9 January 2017 | John Culkin
Business managers across the country have been studying the implications of a new Regulation, due come into force in May 2018, which aims to create a 'one-stop shop' for data protection across the European Union.
Key aspects include huge fines for data breaches, new rules around the collection of personal data and new rights for European citizens to ask for data to be deleted or edited. Many businesses will also be required to appoint a Data Protection Officer.
However, Brexit opens up the likelihood that the UK will have started the process of leaving the EU by the time it comes into force.
What does this mean for those currently preparing for the new regulation?

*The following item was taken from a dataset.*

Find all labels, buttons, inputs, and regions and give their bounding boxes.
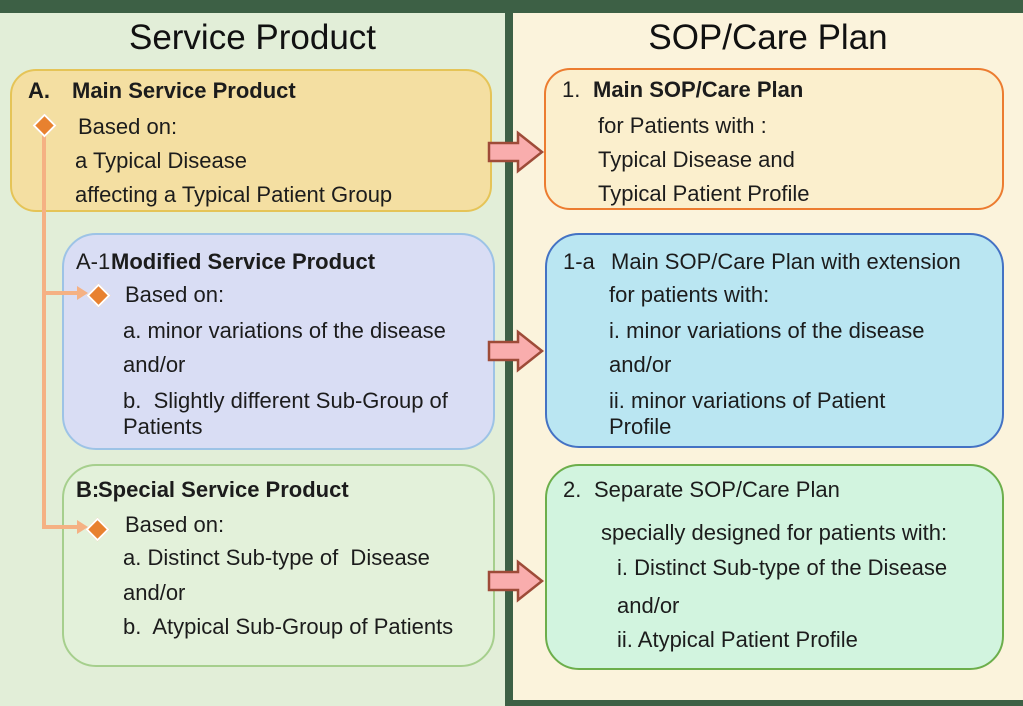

It is tempting for businesses to think that because the UK intends to leave the EU that this regulation will not apply. But although an independent Britain will not be part of the Regulation, in reality it will still be impossible to avoid its implications.
The Regulation governs the personal data of all European citizens, providing them with greater control and more rights over information held about them. So any company holding identifiable information of an EU citizen, no matter where it is based, needs to be aware. With millions of EU citizens living in the UK, too, it's hard to imagine that many businesses here will be unaffected.
The same applies to data breaches involving the personal data of European citizens. So it will still be vital to have a watertight information management system in place which allows businesses to know what information they have, where it is, how it can be edited and who is responsible for it.
What are the benefits of the EU GDPR? Is there anything we may miss out on by leaving the EU?
This is a regulation designed to make things easier for businesses which work with the personal data of EU citizens. A one-stop shop for data protection, for instance, is long overdue. Trying to regulate a rapidly-evolving digital world with legislation dating from 20 years ago does not make sense. Any regulation which encourages businesses to have strong and robust information management systems in place should be a good thing.
How could UK data regulation differ in future from those in Europe?
It's hard to see data regulation in the UK varying much from the essence of the EU GDPR which, after all, we have been heavily involved in drafting over the last few years. Having clear laws with safeguards in place is more important than ever in the modern world with a growing digital economy that relies on the safe sharing of data. If anything we may expect regulations to become even tighter in the UK in future - providing an opportunity to bill the UK as the safest place in the world for data.